In an awe-inspiring near-clean sweep, Democratic women won five out of six of the state’s top constitutional jobs: Maura Healey as governor-elect, Kim Driscoll as lieutenant governor-elect, Diana DiZoglio as state auditor-elect and Andrea Campbell as attorney general-elect — and the first Black woman to win statewide. Healey made history as the first openly lesbian governor. And, on election night, she and Driscoll became the first two women in the country to simultaneously win governor and lieutenant governor, just ahead of the newly elected Republican team of Arkansas Governor-elect Sarah Huckabee Sanders and Lieutenant Governor-elect Leslie Rutledge.

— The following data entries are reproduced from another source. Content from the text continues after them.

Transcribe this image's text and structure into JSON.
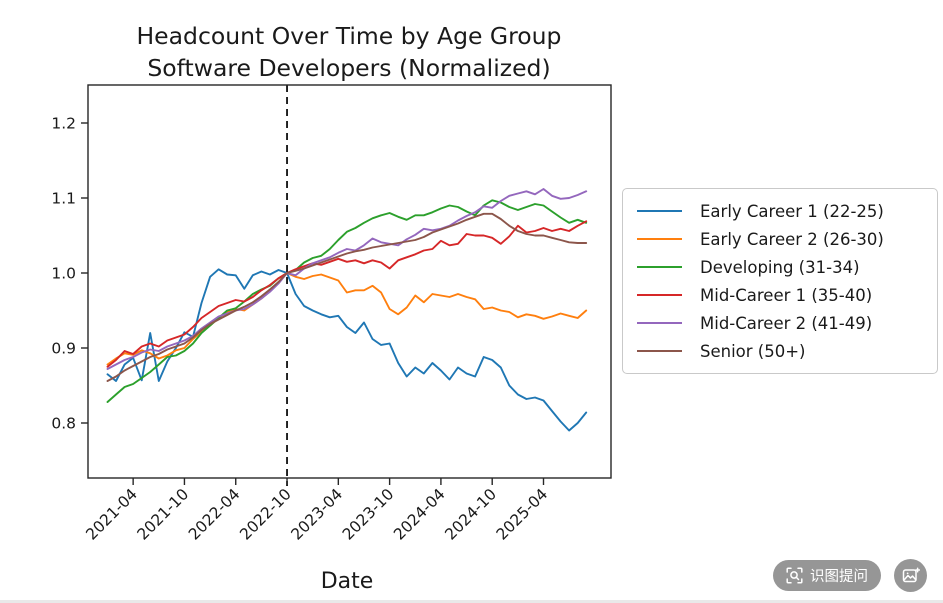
{
  "title": {
    "line1": "Headcount Over Time by Age Group",
    "line2": "Software Developers (Normalized)"
  },
  "axes": {
    "xlabel": "Date",
    "y_ticks": [
      {
        "label": "0.8",
        "value": 0.8
      },
      {
        "label": "0.9",
        "value": 0.9
      },
      {
        "label": "1.0",
        "value": 1.0
      },
      {
        "label": "1.1",
        "value": 1.1
      },
      {
        "label": "1.2",
        "value": 1.2
      }
    ],
    "x_ticks": [
      {
        "label": "2021-04",
        "month": "2021-04"
      },
      {
        "label": "2021-10",
        "month": "2021-10"
      },
      {
        "label": "2022-04",
        "month": "2022-04"
      },
      {
        "label": "2022-10",
        "month": "2022-10"
      },
      {
        "label": "2023-04",
        "month": "2023-04"
      },
      {
        "label": "2023-10",
        "month": "2023-10"
      },
      {
        "label": "2024-04",
        "month": "2024-04"
      },
      {
        "label": "2024-10",
        "month": "2024-10"
      },
      {
        "label": "2025-04",
        "month": "2025-04"
      }
    ]
  },
  "chart_data": {
    "type": "line",
    "title_line1": "Headcount Over Time by Age Group",
    "title_line2": "Software Developers (Normalized)",
    "xlabel": "Date",
    "ylim": [
      0.73,
      1.25
    ],
    "grid": false,
    "legend_position": "right-outside",
    "normalization_note_visible": false,
    "vline": {
      "x": "2022-10",
      "style": "dashed",
      "color": "#000000"
    },
    "months": [
      "2021-01",
      "2021-02",
      "2021-03",
      "2021-04",
      "2021-05",
      "2021-06",
      "2021-07",
      "2021-08",
      "2021-09",
      "2021-10",
      "2021-11",
      "2021-12",
      "2022-01",
      "2022-02",
      "2022-03",
      "2022-04",
      "2022-05",
      "2022-06",
      "2022-07",
      "2022-08",
      "2022-09",
      "2022-10",
      "2022-11",
      "2022-12",
      "2023-01",
      "2023-02",
      "2023-03",
      "2023-04",
      "2023-05",
      "2023-06",
      "2023-07",
      "2023-08",
      "2023-09",
      "2023-10",
      "2023-11",
      "2023-12",
      "2024-01",
      "2024-02",
      "2024-03",
      "2024-04",
      "2024-05",
      "2024-06",
      "2024-07",
      "2024-08",
      "2024-09",
      "2024-10",
      "2024-11",
      "2024-12",
      "2025-01",
      "2025-02",
      "2025-03",
      "2025-04",
      "2025-05",
      "2025-06",
      "2025-07",
      "2025-08",
      "2025-09"
    ],
    "series": [
      {
        "name": "Early Career 1 (22-25)",
        "color": "#1f77b4",
        "values": [
          0.865,
          0.856,
          0.878,
          0.887,
          0.857,
          0.92,
          0.856,
          0.882,
          0.9,
          0.921,
          0.915,
          0.96,
          0.995,
          1.005,
          0.998,
          0.997,
          0.979,
          0.997,
          1.002,
          0.998,
          1.004,
          1.0,
          0.972,
          0.956,
          0.95,
          0.945,
          0.941,
          0.943,
          0.928,
          0.92,
          0.934,
          0.912,
          0.904,
          0.906,
          0.88,
          0.862,
          0.874,
          0.866,
          0.88,
          0.87,
          0.858,
          0.874,
          0.866,
          0.862,
          0.888,
          0.884,
          0.874,
          0.85,
          0.838,
          0.832,
          0.834,
          0.83,
          0.816,
          0.802,
          0.79,
          0.8,
          0.814
        ]
      },
      {
        "name": "Early Career 2 (26-30)",
        "color": "#ff7f0e",
        "values": [
          0.878,
          0.886,
          0.893,
          0.891,
          0.897,
          0.893,
          0.886,
          0.89,
          0.897,
          0.9,
          0.912,
          0.922,
          0.93,
          0.94,
          0.948,
          0.952,
          0.95,
          0.958,
          0.966,
          0.976,
          0.988,
          1.0,
          0.995,
          0.992,
          0.996,
          0.998,
          0.994,
          0.99,
          0.974,
          0.977,
          0.977,
          0.983,
          0.974,
          0.952,
          0.945,
          0.954,
          0.97,
          0.961,
          0.972,
          0.97,
          0.968,
          0.972,
          0.968,
          0.965,
          0.952,
          0.954,
          0.95,
          0.948,
          0.941,
          0.945,
          0.943,
          0.939,
          0.942,
          0.946,
          0.943,
          0.94,
          0.95
        ]
      },
      {
        "name": "Developing (31-34)",
        "color": "#2ca02c",
        "values": [
          0.828,
          0.838,
          0.848,
          0.852,
          0.86,
          0.868,
          0.878,
          0.888,
          0.89,
          0.896,
          0.906,
          0.92,
          0.93,
          0.94,
          0.95,
          0.953,
          0.962,
          0.972,
          0.978,
          0.983,
          0.993,
          1.0,
          1.004,
          1.014,
          1.02,
          1.023,
          1.032,
          1.044,
          1.055,
          1.06,
          1.067,
          1.073,
          1.077,
          1.08,
          1.075,
          1.071,
          1.077,
          1.077,
          1.081,
          1.086,
          1.09,
          1.088,
          1.082,
          1.077,
          1.09,
          1.097,
          1.094,
          1.088,
          1.084,
          1.088,
          1.092,
          1.09,
          1.082,
          1.074,
          1.067,
          1.071,
          1.067
        ]
      },
      {
        "name": "Mid-Career 1 (35-40)",
        "color": "#d62728",
        "values": [
          0.875,
          0.884,
          0.896,
          0.892,
          0.902,
          0.906,
          0.902,
          0.91,
          0.914,
          0.918,
          0.928,
          0.94,
          0.948,
          0.956,
          0.96,
          0.964,
          0.962,
          0.968,
          0.977,
          0.984,
          0.993,
          1.0,
          1.005,
          1.009,
          1.013,
          1.011,
          1.015,
          1.019,
          1.015,
          1.017,
          1.013,
          1.017,
          1.014,
          1.006,
          1.017,
          1.021,
          1.025,
          1.03,
          1.032,
          1.043,
          1.037,
          1.039,
          1.052,
          1.05,
          1.05,
          1.047,
          1.039,
          1.049,
          1.063,
          1.054,
          1.056,
          1.06,
          1.056,
          1.059,
          1.056,
          1.063,
          1.069
        ]
      },
      {
        "name": "Mid-Career 2 (41-49)",
        "color": "#9467bd",
        "values": [
          0.872,
          0.878,
          0.884,
          0.888,
          0.894,
          0.898,
          0.896,
          0.902,
          0.906,
          0.91,
          0.916,
          0.926,
          0.934,
          0.942,
          0.946,
          0.95,
          0.952,
          0.958,
          0.966,
          0.975,
          0.986,
          1.0,
          0.997,
          1.006,
          1.013,
          1.017,
          1.021,
          1.027,
          1.032,
          1.03,
          1.037,
          1.046,
          1.041,
          1.039,
          1.037,
          1.045,
          1.051,
          1.059,
          1.057,
          1.059,
          1.063,
          1.07,
          1.076,
          1.081,
          1.089,
          1.087,
          1.096,
          1.103,
          1.106,
          1.109,
          1.105,
          1.112,
          1.103,
          1.099,
          1.1,
          1.104,
          1.109
        ]
      },
      {
        "name": "Senior (50+)",
        "color": "#8c564b",
        "values": [
          0.856,
          0.862,
          0.87,
          0.876,
          0.882,
          0.888,
          0.892,
          0.898,
          0.902,
          0.906,
          0.914,
          0.924,
          0.932,
          0.938,
          0.944,
          0.95,
          0.955,
          0.961,
          0.969,
          0.978,
          0.988,
          1.0,
          1.003,
          1.006,
          1.01,
          1.014,
          1.018,
          1.022,
          1.026,
          1.029,
          1.031,
          1.034,
          1.036,
          1.038,
          1.04,
          1.042,
          1.044,
          1.048,
          1.054,
          1.058,
          1.062,
          1.066,
          1.071,
          1.075,
          1.079,
          1.079,
          1.072,
          1.063,
          1.056,
          1.052,
          1.05,
          1.05,
          1.047,
          1.044,
          1.041,
          1.04,
          1.04
        ]
      }
    ]
  },
  "overlay": {
    "ask_button_label": "识图提问",
    "ask_button_icon": "scan-image-icon",
    "add_image_button_icon": "add-image-icon",
    "button_color": "#8b8b8b"
  }
}
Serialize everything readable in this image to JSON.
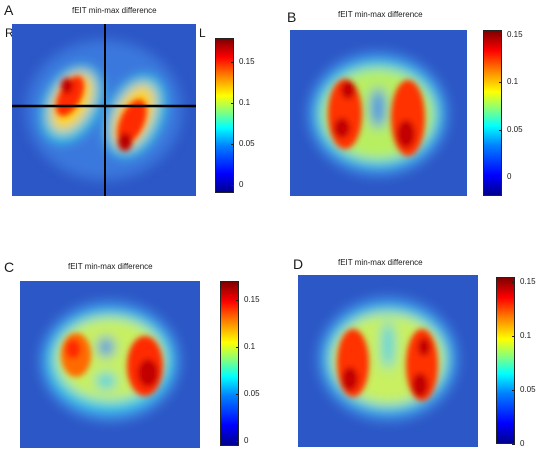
{
  "panels": [
    {
      "letter": "A",
      "title": "fEIT min-max difference",
      "side_labels": {
        "right": "R",
        "left": "L"
      },
      "colorbar": {
        "ticks": [
          "0.15",
          "0.1",
          "0.05",
          "0"
        ],
        "values": [
          0.15,
          0.1,
          0.05,
          0
        ],
        "min": -0.01,
        "max": 0.18
      },
      "crosshair": true
    },
    {
      "letter": "B",
      "title": "fEIT min-max difference",
      "colorbar": {
        "ticks": [
          "0.15",
          "0.1",
          "0.05",
          "0"
        ],
        "values": [
          0.15,
          0.1,
          0.05,
          0
        ],
        "min": -0.02,
        "max": 0.155
      }
    },
    {
      "letter": "C",
      "title": "fEIT min-max difference",
      "colorbar": {
        "ticks": [
          "0.15",
          "0.1",
          "0.05",
          "0"
        ],
        "values": [
          0.15,
          0.1,
          0.05,
          0
        ],
        "min": -0.005,
        "max": 0.17
      }
    },
    {
      "letter": "D",
      "title": "fEIT min-max difference",
      "colorbar": {
        "ticks": [
          "0.15",
          "0.1",
          "0.05",
          "0"
        ],
        "values": [
          0.15,
          0.1,
          0.05,
          0
        ],
        "min": 0,
        "max": 0.155
      }
    }
  ],
  "colors": {
    "background_map": "#2f5fcf",
    "low": "#00008f",
    "high": "#800000"
  }
}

Massachusetts is now the second state in New England to experience an electoral pink conversion. In 2012, two women in New Hampshire — Ann McLane Kuster (just reelected last week) and Carol Shea-Porter — won the open Congressional seats. They joined the two women already elected to the Senate — Kelly Ayotte and Jeanne Shaheen — creating New Hampshire’s all-female delegation. That was in addition to the victory of then Governor-elect Maggie Hassan, and the two women who were speaker of the House and chief justice of the state Supreme Court. Women were in place to make decisions at the highest levels.
The path to Massachusetts’ Election Day wins is long, winding and littered with the losses of strong female candidates who couldn’t, in the end, secure the votes or party support, from Tanisha Sullivan’s failed attempt in September’s primary to unseat incumbent Secretary of State William Galvin to acting Gov. Jane Swift’s withdrawal from the 2002 governor’s race. Commenting on the predicted historic female sweep, Swift told the Christian Science Monitor this past September that she wished she hadn’t had to endure an incessant focus on her gender, saying, “I can’t wait for the day … when the women serving in office can talk about the issues … not why they think differently because they have a uterus.”
Like New Hampshire 10 years ago, Massachusetts' five constitutional office winners will serve alongside women in the state Legislature — some newly elected — and Boston Mayor Michelle Wu, who is marking one year in office.
On Election Day, a voter told GBH Morning Edition co-anchor Paris Alston she looked forward to “women in power, supporting each other.” Since there is solid evidence that women leaders approach problem-solving more collaboratively, it’s likely that will happen. There will also be tremendous pressure on this historic group of women leaders to meet the high expectations and deliver on their campaign promises.
But, right now, it’s important to pause and acknowledge those who hammered thousands of cracks at that proverbial glass ceiling until it gave way making this historic election possible. In the words of pathbreaking Grammy-winning performer Lizzo, “It’s about damn time.”